I’m trying to understand the way Bitcoin stores block data - among other things I want to run some statistics on the block chain / transaction history and check just how anonymous Bitcoin really is. So I went to the source to see how Bitcoin reads/writes block data to file.
(ETA: this is in 0.3.2)
In main.h we have:
Code: (CBlock::WriteToDisk)bool WriteToDisk(bool fWriteTransactions, unsigned int& nFileRet, unsigned int& nBlockPosRet) { // Open history file to append CAutoFile fileout = AppendBlockFile(nFileRet); if (!fileout) return error(“CBlock::WriteToDisk() : AppendBlockFile failed”); if (!fWriteTransactions) fileout.nType |= SER_BLOCKHEADERONLY;
// Write index header
unsigned int nSize = fileout.GetSerializeSize(*this);
fileout << FLATDATA(pchMessageStart) << nSize;
// Write block
nBlockPosRet = ftell(fileout);
if (nBlockPosRet == -1)
return error("CBlock::WriteToDisk() : ftell failed");
fileout << *this;
// Flush stdio buffers and commit to disk before returning
fflush(fileout);
#ifdef WXMSW _commit(_fileno(fileout)); #else fsync(fileno(fileout)); #endif
return true;
}
and
Code: (CBlock::ReadFromDisk)bool ReadFromDisk(unsigned int nFile, unsigned int nBlockPos, bool fReadTransactions=true) { SetNull();
// Open history file to read
CAutoFile filein = OpenBlockFile(nFile, nBlockPos, "rb");
if (!filein)
return error("CBlock::ReadFromDisk() : OpenBlockFile failed");
if (!fReadTransactions)
filein.nType |= SER_BLOCKHEADERONLY;
// Read block
filein >> *this;
// Check the header
if (CBigNum().SetCompact(nBits) > bnProofOfWorkLimit)
return error("CBlock::ReadFromDisk() : nBits errors in block header");
if (GetHash() > CBigNum().SetCompact(nBits).getuint256())
return error("CBlock::ReadFromDisk() : GetHash() errors in block header");
return true;
}
FLATDATA is defined in serialize.h like so: Code: (FLATDATA)// // Wrapper for serializing arrays and POD // There’s a clever template way to make arrays serialize normally, but MSVC6 doesn’t support it // #define FLATDATA(obj) REF(CFlatData((char*)&(obj), (char*)&(obj) + sizeof(obj))) class CFlatData { protected: char* pbegin; char* pend; public: CFlatData(void* pbeginIn, void* pendIn) : pbegin((char*)pbeginIn), pend((char*)pendIn) { } char* begin() { return pbegin; } const char* begin() const { return pbegin; } char* end() { return pend; } const char* end() const { return pend; }
unsigned int GetSerializeSize(int, int=0) const
{
return pend - pbegin;
}
template<typename Stream>
void Serialize(Stream& s, int, int=0) const
{
s.write(pbegin, pend - pbegin);
}
template<typename Stream>
void Unserialize(Stream& s, int, int=0)
{
s.read(pbegin, pend - pbegin);
}
};
Now - and I apologize if I’m reading this wrong, this is a little more advanced C/C++ code than I’m used to - as I understand it, the FLATDATA call interprets the raw bytes of a CBlock object as an array (stream??) of characters. The CBlock::WriteToDisk method writes the constant 4-byte message header (0xf9, 0xbe, 0xb4, 0xd9), the size of the CBlock object in bytes, and then the FLATDATA of the CBlock it’s writing to disk - which is just the raw bytes of the CBlock object. So after the header, the data written to file is byte-for-byte the same as the CBlock object represented in memory. Also, if I’m reading it correctly, CBlock::ReadFromFile copies those bytes directly into the space allocated for a CBlock object in memory to re-create the block. Is this correct?
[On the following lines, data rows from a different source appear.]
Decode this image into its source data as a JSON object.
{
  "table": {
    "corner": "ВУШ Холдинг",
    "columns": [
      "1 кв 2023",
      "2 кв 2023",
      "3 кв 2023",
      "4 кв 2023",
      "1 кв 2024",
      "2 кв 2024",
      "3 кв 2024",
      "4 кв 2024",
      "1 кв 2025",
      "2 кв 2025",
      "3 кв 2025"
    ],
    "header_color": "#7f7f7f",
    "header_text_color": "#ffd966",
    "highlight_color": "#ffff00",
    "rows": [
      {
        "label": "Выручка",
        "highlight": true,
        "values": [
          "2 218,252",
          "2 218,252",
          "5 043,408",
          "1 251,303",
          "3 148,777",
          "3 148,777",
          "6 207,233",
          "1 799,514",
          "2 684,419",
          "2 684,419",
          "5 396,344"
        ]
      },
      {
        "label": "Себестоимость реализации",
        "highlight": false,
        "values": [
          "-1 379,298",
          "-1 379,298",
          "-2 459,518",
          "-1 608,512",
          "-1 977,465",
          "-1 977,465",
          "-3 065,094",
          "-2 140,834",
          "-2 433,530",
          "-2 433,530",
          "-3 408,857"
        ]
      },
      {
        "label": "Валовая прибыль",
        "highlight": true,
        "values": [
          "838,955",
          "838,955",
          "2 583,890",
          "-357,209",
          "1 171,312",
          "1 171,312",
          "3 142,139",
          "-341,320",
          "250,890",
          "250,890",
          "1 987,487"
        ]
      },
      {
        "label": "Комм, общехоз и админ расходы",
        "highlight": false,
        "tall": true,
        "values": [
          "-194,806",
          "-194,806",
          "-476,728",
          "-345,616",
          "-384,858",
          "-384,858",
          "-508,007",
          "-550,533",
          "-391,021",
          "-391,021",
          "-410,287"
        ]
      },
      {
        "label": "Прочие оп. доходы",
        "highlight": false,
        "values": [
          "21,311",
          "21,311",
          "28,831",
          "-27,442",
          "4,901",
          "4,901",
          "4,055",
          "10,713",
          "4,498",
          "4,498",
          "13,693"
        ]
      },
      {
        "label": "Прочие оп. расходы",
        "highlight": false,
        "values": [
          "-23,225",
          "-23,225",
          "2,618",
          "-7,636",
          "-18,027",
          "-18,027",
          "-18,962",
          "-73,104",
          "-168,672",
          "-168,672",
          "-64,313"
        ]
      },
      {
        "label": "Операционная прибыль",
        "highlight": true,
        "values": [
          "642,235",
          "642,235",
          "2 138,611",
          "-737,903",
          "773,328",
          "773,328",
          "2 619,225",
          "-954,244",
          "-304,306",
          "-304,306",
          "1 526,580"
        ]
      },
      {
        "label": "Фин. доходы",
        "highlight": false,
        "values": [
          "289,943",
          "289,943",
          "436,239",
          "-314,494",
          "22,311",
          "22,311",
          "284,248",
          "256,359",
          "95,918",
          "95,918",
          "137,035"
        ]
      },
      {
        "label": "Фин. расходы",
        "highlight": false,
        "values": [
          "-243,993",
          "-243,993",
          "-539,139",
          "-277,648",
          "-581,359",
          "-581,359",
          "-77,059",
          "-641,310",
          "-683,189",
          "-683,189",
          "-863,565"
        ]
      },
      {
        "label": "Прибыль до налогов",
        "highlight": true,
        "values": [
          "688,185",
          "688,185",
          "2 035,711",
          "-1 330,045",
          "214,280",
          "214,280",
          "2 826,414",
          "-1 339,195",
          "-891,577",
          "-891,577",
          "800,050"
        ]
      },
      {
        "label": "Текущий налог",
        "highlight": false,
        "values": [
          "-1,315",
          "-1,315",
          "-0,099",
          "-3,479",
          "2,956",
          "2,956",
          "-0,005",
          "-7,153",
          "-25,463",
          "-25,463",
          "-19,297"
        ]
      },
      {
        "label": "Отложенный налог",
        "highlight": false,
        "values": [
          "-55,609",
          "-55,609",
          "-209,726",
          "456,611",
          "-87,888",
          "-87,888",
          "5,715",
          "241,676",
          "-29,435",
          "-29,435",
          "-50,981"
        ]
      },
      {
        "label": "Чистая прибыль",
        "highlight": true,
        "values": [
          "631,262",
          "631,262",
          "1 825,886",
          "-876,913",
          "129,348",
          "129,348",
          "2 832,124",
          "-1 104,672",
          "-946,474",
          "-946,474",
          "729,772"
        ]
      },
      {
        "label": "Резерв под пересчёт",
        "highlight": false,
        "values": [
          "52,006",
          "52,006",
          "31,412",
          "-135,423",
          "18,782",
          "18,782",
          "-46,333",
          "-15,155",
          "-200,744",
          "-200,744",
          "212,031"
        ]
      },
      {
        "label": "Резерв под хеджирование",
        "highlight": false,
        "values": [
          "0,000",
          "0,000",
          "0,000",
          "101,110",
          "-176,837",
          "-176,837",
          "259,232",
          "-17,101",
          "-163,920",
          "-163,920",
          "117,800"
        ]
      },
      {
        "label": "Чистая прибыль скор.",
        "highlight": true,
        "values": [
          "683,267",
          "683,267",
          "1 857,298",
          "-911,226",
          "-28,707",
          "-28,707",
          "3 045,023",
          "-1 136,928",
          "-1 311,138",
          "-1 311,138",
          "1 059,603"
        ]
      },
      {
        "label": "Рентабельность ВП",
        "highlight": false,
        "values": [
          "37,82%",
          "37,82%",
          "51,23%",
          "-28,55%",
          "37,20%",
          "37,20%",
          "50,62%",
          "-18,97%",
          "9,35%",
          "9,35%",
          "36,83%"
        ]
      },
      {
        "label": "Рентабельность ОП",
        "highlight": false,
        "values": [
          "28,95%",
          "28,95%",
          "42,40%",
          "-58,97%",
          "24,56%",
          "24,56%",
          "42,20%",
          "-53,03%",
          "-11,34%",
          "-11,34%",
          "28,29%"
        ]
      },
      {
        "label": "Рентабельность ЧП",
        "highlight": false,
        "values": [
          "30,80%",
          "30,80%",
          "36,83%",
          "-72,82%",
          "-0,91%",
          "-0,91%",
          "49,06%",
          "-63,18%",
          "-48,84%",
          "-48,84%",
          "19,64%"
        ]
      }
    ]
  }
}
Related question - I am under the impression that the exact way an instance of a C++ class is represented internally not guaranteed under standards; compiling a program with different compilers or different optimization flags can change the order in which member variables are stored in memory, and some debug mode compilers even add a few bytes between member variables to make memory inspection easier. I’m not positive about this, it’s just something I’ve picked up and never seriously questioned.